The GHO attests that humanitarian organizations will aim to deliver better results. This will include acknowledging and supporting local and national humanitarian groups through funding, increasing accountability and people-centered responses, and engaging in humanitarian diplomacy. There is also a call to promote inclusive responses that acknowledge the unique, intersecting, and complex needs of vulnerable peoples, including those from marginalized communities.

Women and girls, for instance, are particularly vulnerable during humanitarian crises. OCHA Director, Coordination Division, Ramesh Rajasingham, remarked on this during a high-level event in Addis Abbaba, Ethiopia. He stated that women are fourteen times more likely to be killed during climate disasters. Women and girls are also at a greater risk of gender-based violence; only 53 percent were able to access GBV services through groups like UN Women. Women and girls also face barriers in receiving life-saving healthcare, especially when it comes to reproductive health. Humanitarian organizations, and the international community that supports them, should be expected to improve their response to the gender-specific needs.

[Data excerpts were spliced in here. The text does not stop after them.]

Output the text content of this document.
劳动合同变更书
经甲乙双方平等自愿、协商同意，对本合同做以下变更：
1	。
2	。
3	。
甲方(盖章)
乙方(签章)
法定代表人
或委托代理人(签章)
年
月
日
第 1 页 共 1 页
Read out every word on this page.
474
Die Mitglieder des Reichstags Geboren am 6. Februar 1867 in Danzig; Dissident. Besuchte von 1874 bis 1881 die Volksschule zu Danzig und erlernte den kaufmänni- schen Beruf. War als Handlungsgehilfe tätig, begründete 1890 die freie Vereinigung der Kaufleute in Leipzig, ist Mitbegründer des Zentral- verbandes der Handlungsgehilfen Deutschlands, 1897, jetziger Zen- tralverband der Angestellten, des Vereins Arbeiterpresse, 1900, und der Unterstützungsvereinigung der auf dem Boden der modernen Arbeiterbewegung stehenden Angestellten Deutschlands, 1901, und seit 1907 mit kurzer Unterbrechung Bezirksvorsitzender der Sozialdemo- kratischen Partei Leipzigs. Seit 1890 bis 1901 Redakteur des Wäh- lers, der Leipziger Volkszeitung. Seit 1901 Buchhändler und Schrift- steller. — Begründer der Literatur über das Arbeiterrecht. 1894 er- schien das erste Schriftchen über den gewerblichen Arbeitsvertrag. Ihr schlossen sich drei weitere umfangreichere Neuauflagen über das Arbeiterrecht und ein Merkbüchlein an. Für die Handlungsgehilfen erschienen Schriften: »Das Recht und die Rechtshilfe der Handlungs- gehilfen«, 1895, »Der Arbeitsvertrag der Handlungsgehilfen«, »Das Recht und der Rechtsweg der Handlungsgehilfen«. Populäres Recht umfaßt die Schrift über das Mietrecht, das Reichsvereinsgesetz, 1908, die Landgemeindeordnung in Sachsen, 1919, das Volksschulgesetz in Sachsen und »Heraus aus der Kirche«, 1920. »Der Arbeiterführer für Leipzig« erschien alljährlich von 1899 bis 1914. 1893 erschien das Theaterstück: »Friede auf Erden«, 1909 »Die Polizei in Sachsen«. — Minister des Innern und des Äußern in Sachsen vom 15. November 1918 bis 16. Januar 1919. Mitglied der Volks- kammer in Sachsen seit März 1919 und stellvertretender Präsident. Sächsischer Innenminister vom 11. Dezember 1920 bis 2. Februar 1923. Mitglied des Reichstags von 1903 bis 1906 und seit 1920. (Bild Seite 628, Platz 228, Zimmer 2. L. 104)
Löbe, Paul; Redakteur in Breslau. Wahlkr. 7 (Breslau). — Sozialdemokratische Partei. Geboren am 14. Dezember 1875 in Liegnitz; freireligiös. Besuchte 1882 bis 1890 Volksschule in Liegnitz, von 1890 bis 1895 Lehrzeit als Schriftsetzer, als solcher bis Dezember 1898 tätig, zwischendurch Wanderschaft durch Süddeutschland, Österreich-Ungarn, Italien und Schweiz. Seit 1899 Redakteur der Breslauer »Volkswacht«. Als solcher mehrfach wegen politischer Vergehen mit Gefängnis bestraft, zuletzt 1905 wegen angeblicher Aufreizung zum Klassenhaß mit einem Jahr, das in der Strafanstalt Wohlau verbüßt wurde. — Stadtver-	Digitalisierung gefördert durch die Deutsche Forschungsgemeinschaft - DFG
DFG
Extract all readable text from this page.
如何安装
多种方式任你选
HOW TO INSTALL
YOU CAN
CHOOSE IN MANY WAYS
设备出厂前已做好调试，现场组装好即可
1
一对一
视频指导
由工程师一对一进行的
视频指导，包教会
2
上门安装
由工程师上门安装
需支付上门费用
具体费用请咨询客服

“We need to get better at acting on gender-specific analyses that strengthen our ability to meet the diverse and distinct needs of all the people we serve,” he said. “We need far greater investment in protection and other services in humanitarian settings that are tailored for women and girls.”

What is evident in the GHO is that the compassion and urgency to help those in need remain a driving force for the UN’s humanitarian actors. Yet, one cannot help but lament at the adjusted funding request, which is lower than last year’s. When it is now, more than ever, that millions of people are living through dire situations, through conflict or displacement, and many more are at risk of falling.